Blacklisted shortly after for his anti-communist stance, the actor’s return in Smoke On The Potato Fields is entirely different. Here he is withdrawn and sad, still physically imposing at times but with the weight of the years visible in his face and stance. (His ability to play both threatening and forlorn characters with equal naturalism recalls Edward G. Robinson at his best.) Dr. Meluzin has no friends here, and his arrival ruffles the feathers of a few stubborn folk, seemingly for no other reason than that he represents a small change to the town’s everyday life.
Hrusínský’s innate presence is absorbing enough onscreen as he quietly surveys his new surroundings, attempting to be decent and professional in an unwelcoming place with its own share of dramas that needn’t concern him. But the film lights up from the very first close-up of Marketa, a teenage farm girl and ex-girlfriend of the doctor’s moody young assistant. She is daring and self-possessed, something of a firebrand, and would be played by Mia Wasikowska in a remake (if the angelic Australian could master the sharpness of the Eastern European character).
What follows is a patient and skilfully made human drama, with Dr. Meluzin diligently performing his duties as he reconciles himself to this unglamorous homecoming. Occasional snippets of voiceover offer clues as to what he’s left behind in France: certainly a long marriage, possibly also a child. Opportunities arise for him to come to the aid of several townspeople, and we observe the indignities and pressures imposed upon them by a way of life that offers little in the way of genuine opportunity. Vlacil flexes a few of his old stylistic muscles in the film’s final third, but generally the strongest surviving element of the Czech New Wave’s 1960s heyday is the sprinkling of black humour throughout the script, particularly the gravedigger who teases Dr. Meluzin by calling him his "colleague". The sour and respectful banter between these two men comes to reveal their weatherbeaten natures. Fatalism and a gentle absurdity hovers around them both.
There is a plot, of course, but it’s such a simple one that even a gloss of it here would be as good as a spoiler. More interesting are the enigmas that can be felt playing around its edges.
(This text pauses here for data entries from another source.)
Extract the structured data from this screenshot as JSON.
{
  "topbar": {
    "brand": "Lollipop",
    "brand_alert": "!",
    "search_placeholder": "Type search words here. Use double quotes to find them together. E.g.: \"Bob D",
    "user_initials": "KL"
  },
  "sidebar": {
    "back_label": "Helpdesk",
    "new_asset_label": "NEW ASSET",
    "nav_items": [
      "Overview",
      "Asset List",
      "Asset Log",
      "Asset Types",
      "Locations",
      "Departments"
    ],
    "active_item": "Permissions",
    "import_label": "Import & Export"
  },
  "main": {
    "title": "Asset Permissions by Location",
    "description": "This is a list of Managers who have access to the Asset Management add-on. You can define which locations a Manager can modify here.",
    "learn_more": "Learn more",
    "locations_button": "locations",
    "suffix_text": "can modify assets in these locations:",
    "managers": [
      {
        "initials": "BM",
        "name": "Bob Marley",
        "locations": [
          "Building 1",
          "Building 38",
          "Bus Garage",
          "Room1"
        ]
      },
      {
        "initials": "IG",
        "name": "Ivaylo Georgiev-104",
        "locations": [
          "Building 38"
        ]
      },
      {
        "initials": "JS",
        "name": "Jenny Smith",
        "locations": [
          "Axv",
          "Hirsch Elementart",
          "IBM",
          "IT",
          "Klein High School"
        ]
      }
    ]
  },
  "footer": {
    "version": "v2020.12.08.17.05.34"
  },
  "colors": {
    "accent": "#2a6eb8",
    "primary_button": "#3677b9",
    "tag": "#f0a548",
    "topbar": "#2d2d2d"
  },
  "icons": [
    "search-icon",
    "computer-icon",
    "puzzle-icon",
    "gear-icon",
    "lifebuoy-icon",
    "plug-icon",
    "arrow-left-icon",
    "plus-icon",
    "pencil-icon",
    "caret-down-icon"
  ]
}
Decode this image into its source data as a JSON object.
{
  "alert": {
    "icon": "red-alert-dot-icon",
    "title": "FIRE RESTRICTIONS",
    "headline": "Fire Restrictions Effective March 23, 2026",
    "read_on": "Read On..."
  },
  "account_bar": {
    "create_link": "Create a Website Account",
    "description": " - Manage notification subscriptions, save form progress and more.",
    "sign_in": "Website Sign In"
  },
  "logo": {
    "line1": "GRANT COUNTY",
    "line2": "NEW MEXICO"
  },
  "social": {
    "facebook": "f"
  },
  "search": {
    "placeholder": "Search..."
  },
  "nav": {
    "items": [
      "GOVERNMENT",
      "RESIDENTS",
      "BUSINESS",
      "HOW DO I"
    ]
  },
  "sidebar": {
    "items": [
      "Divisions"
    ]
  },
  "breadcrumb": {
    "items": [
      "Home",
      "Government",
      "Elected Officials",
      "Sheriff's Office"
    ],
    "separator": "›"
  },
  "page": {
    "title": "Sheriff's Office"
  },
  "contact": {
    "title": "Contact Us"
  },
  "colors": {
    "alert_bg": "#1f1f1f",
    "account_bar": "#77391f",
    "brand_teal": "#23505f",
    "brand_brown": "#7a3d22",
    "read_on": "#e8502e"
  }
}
It’s nowhere near a direct critique of the hard years between the Soviet invasion and the (eventual) Velvet Revolution of 1987, but Dr. Meluzin’s experience has been palpably coloured by his time away from a Communist country. We can feel his disconnectedness, and the passage of time spent elsewhere. He has been drawn back to a place that everyone believes to be inferior — both his abandoned wife and the local official who shows him to his lodgings. The doctor himself never tips his hand. Inferior or not, his roots lie here, and he is able to achieve a certain grounding (if not happiness) in the fishing spots and potato fields he knew as a boy, and in his capacity to help ordinary people, even if tragedy is never too far away.